Ce qui m'amène à une autre situation d'innovation ou l'on s'éloigne sensiblement de la résolution de problèmes : la sérendipité, ou si vous préférez, le coup de bol. L'innovation peut vous tomber toute cuite dans l'assiette, sans que vous ayez fait un effort spécifique. Par exemple, le post-it est une invention de ce type : alors que des chercheurs de 3M cherchaient à développer une nouvelle colle ultra-forte, l'une de leurs formulations se révéla peu collante. Toutefois, il s'avéra que cette colle pouvait permettre un décollage et un recollage presque à volonté.
Le post-il résout un problème : comment attacher de manière réversible un papier sur une surface ? Dans ce cas, la solution a précédé le problème, et on ne peut pas réellement parler de résolution de problème dans la mesure où les inventeurs n'ont pas cherché activement à résoudre ce problème. Mais c'est une innovation majeure que chacun connaît aujourd'hui.
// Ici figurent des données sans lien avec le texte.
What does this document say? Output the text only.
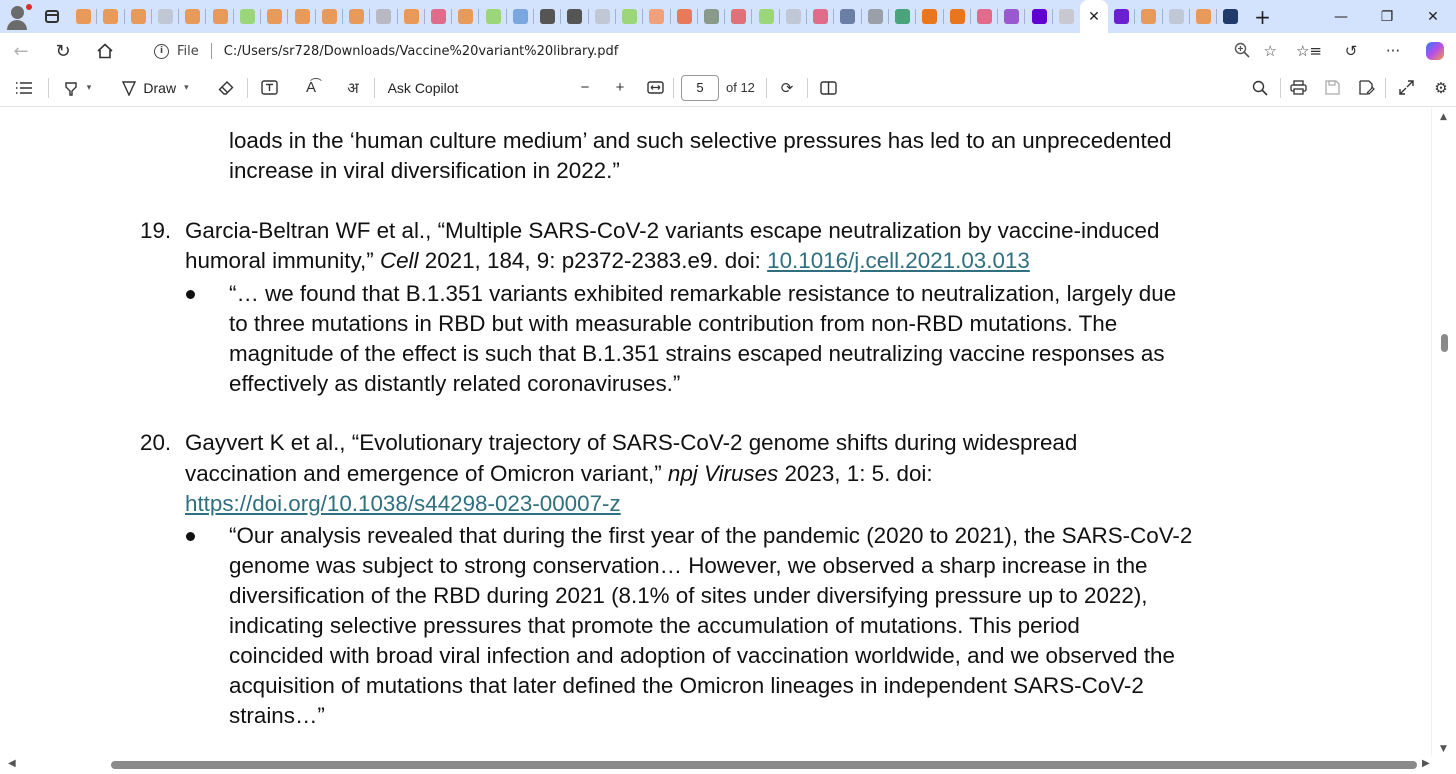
✕	+	—	❐	✕
← ↻	i	File C:/Users/sr728/Downloads/Vaccine%20variant%20library.pdf	☆ ☆≡ ↺ ···
▾	Draw ▾	A͡ अ Ask Copilot	− +	5	of 12 ⟳	⚙
loads in the ‘human culture medium’ and such selective pressures has led to an unprecedented
increase in viral diversification in 2022.”
19. Garcia-Beltran WF et al., “Multiple SARS-CoV-2 variants escape neutralization by vaccine-induced
humoral immunity,” Cell 2021, 184, 9: p2372-2383.e9. doi: 10.1016/j.cell.2021.03.013
“… we found that B.1.351 variants exhibited remarkable resistance to neutralization, largely due
to three mutations in RBD but with measurable contribution from non-RBD mutations. The
magnitude of the effect is such that B.1.351 strains escaped neutralizing vaccine responses as
effectively as distantly related coronaviruses.”
20. Gayvert K et al., “Evolutionary trajectory of SARS-CoV-2 genome shifts during widespread
vaccination and emergence of Omicron variant,” npj Viruses 2023, 1: 5. doi:
https://doi.org/10.1038/s44298-023-00007-z
“Our analysis revealed that during the first year of the pandemic (2020 to 2021), the SARS-CoV-2
genome was subject to strong conservation… However, we observed a sharp increase in the
diversification of the RBD during 2021 (8.1% of sites under diversifying pressure up to 2022),
indicating selective pressures that promote the accumulation of mutations. This period
coincided with broad viral infection and adoption of vaccination worldwide, and we observed the
acquisition of mutations that later defined the Omicron lineages in independent SARS-CoV-2
strains…”
▲
▼
◀	▶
Quand innovation et résolution de problèmes vont de paire
Alors, quand peut-on dire que l'innovation et la résolution de problèmes se superposent ?Je pense qu'il y a trois critères qui permettent de dire qu'on est en présence d'un résolution de problème innovante :
- Quand le problème à résoudre est identifié (sinon, ce n'est pas de la résolution de problème).
- Quand les solutions connues sont écartées (sinon, ce n'est pas innovant).
- Quand on veut résoudre le problème.
Parmi ces critères, le second présente deux alternatives possibles :
- soit on ne dispose tout simplement pas de solutions connues,
- soit il y en a, mais on veut délibérément les ignorer.
La seconde est de l'innovation "décidée", et correspond à une minorité d'entreprises dont la stratégie est basée sur l'innovation. Ce sont généralement des entreprises de secteurs d'activité très dynamiques en termes d'évolution technologique. La résolution de problème est alors une méthode d'innovation.
Et la médiation technique ?
Les deux, mon général. Apporter une solution technologique éprouvée dans l'industrie navale à un problème actuel de l'industrie verrière conduit presque certainement à innover dans cette dernière.
La médiation technique est donc une méthode originale de résolution de problèmes, ainsi qu'un outil d'innovation ouverte.